Cuban officials billed the march as a denunciation of the U.S. economic embargo and a celebration of a recent U.N. Human Rights Commission vote to avoid condemning Cuba for the first time in years.
Cuban flags and palm leaves rose from the river of marchers, along with banners saying "Down with the Yankee Blockade!" to "For Tourism of Quality!"
Officials made no direct comparisons, but the march demonstrated that Cuban communists can still rally a large, loyal core of supporters. At least 150,000 people participated.
"This is my religion, the revolution," said Ruben Cabrera, a 51-year-old reform school teacher who awoke at 6:30 a.m. on his day off to attend the rally.
"It's a reconfirmation of the people with the Cuban revolution," said Evencio Gonzalez, a 60-year-old government official who said he had also attended the papal Mass.
Throughout economically troubled Asia, thousands of workers rallied, including hundreds of prostitutes in Calcutta who want their profession legalized in India.
In Seoul, South Korea's capital, riot police fired tear gas to disperse thousands of workers protesting layoffs. About a dozen police and protesters were injured.

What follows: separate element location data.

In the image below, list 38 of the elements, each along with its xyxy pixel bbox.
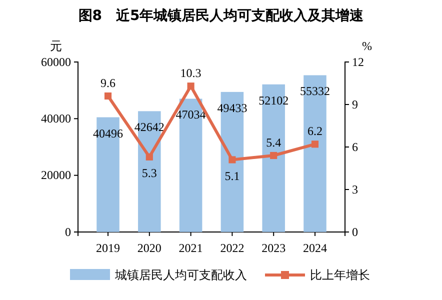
legend-label: 比上年增长: [310, 268, 370, 282]
point: [270, 152, 278, 160]
data-label: 47034: [176, 108, 206, 122]
x-tick-label: 2023: [262, 241, 286, 256]
y2-tick-label: 12: [352, 54, 364, 69]
y2-tick-label: 0: [352, 224, 358, 239]
point: [187, 82, 194, 90]
point: [228, 156, 236, 164]
x-tick-label: 2019: [96, 241, 120, 256]
point: [104, 92, 112, 100]
y-axis-title: 元: [50, 39, 62, 53]
y-tick-label: 60000: [41, 54, 71, 69]
y2-tick-label: 3: [352, 182, 358, 196]
data-label: 49433: [217, 100, 248, 115]
y2-axis-title: %: [362, 39, 372, 53]
data-label: 5.4: [266, 136, 282, 150]
x-tick-label: 2024: [302, 241, 327, 256]
legend-label: 城镇居民人均可支配收入: [114, 268, 247, 282]
x-tick-label: 2021: [178, 241, 203, 256]
point: [146, 153, 153, 160]
y2-tick-label: 9: [352, 97, 358, 112]
data-label: 5.1: [224, 168, 240, 183]
data-label: 55332: [300, 84, 330, 98]
y-tick-label: 20000: [41, 168, 71, 182]
data-label: 52102: [258, 93, 289, 108]
y-tick-label: 40000: [41, 112, 71, 126]
data-label: 9.6: [100, 76, 116, 90]
point: [311, 140, 319, 148]
data-label: 42642: [134, 120, 164, 134]
data-label: 40496: [93, 126, 124, 140]
y2-tick-label: 6: [352, 140, 358, 154]
x-tick-label: 2020: [137, 241, 162, 256]
data-label: 10.3: [180, 66, 202, 80]
y-tick-label: 0: [65, 224, 71, 239]
chart-title: 图8 近5年城镇居民人均可支配收入及其增速: [78, 7, 365, 24]
data-label: 5.3: [142, 166, 157, 180]
x-tick-label: 2022: [220, 241, 244, 256]
data-label: 6.2: [307, 124, 322, 138]
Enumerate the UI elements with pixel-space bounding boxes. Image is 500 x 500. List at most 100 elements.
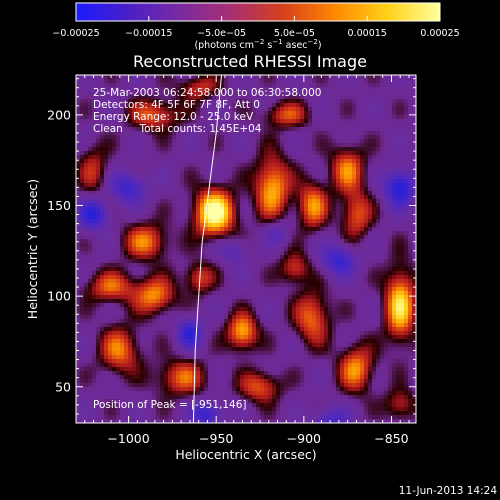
heatmap-cell — [352, 287, 357, 292]
heatmap-cell — [392, 147, 397, 152]
heatmap-cell — [80, 75, 85, 80]
heatmap-cell — [328, 107, 333, 112]
heatmap-cell — [224, 287, 229, 292]
heatmap-cell — [356, 191, 361, 196]
heatmap-cell — [208, 95, 213, 100]
heatmap-cell — [332, 147, 337, 152]
heatmap-cell — [132, 99, 137, 104]
heatmap-cell — [104, 79, 109, 84]
heatmap-cell — [104, 183, 109, 188]
heatmap-cell — [324, 263, 329, 268]
heatmap-cell — [120, 235, 125, 240]
heatmap-cell — [148, 263, 153, 268]
heatmap-cell — [376, 95, 381, 100]
heatmap-cell — [236, 119, 241, 124]
heatmap-cell — [164, 163, 169, 168]
heatmap-cell — [356, 215, 361, 220]
heatmap-cell — [124, 239, 129, 244]
heatmap-cell — [92, 175, 97, 180]
heatmap-cell — [160, 239, 165, 244]
heatmap-cell — [228, 175, 233, 180]
heatmap-cell — [148, 83, 153, 88]
heatmap-cell — [152, 115, 157, 120]
heatmap-cell — [232, 171, 237, 176]
heatmap-cell — [196, 115, 201, 120]
heatmap-cell — [288, 239, 293, 244]
heatmap-cell — [208, 107, 213, 112]
heatmap-cell — [356, 139, 361, 144]
heatmap-cell — [112, 131, 117, 136]
heatmap-cell — [348, 175, 353, 180]
heatmap-cell — [96, 307, 101, 312]
heatmap-cell — [112, 283, 117, 288]
heatmap-cell — [88, 195, 93, 200]
heatmap-cell — [92, 135, 97, 140]
heatmap-cell — [240, 283, 245, 288]
heatmap-cell — [376, 279, 381, 284]
heatmap-cell — [224, 175, 229, 180]
heatmap-cell — [200, 187, 205, 192]
heatmap-cell — [100, 279, 105, 284]
heatmap-cell — [116, 263, 121, 268]
heatmap-cell — [164, 95, 169, 100]
heatmap-cell — [164, 127, 169, 132]
heatmap-cell — [84, 175, 89, 180]
heatmap-cell — [320, 191, 325, 196]
heatmap-cell — [224, 203, 229, 208]
heatmap-cell — [272, 287, 277, 292]
heatmap-cell — [112, 123, 117, 128]
heatmap-cell — [124, 215, 129, 220]
heatmap-cell — [156, 107, 161, 112]
heatmap-cell — [212, 159, 217, 164]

In Turkey, hundreds of leftist demonstrators attacked police with stones and clubs after they were barred from a May Day rally. Police responded with water canons and truncheons. The clash injured 42 demonstrators, 28 police and four journalists.
The International Monetary Fund's pressure to enact reform and austerity drew anger from Thai workers. Among the 10,000 people who marched in Bangkok were red hats or bandannas reading: "People unite and resist the IMF threat."
Fear of globalization was a common theme in Europe, where unions demaned rejected concerns over international competition and demanded a 35-hour work week. Some criticized the drive for the euro, Europe's single currency planned for January.
About 10,000 demonstrators in Madrid noting the launching of the euro currency Friday at the European Union summit in Brussels wheeled a giant carton model of a euro coin while people lay down in it its path as if they were being trampled.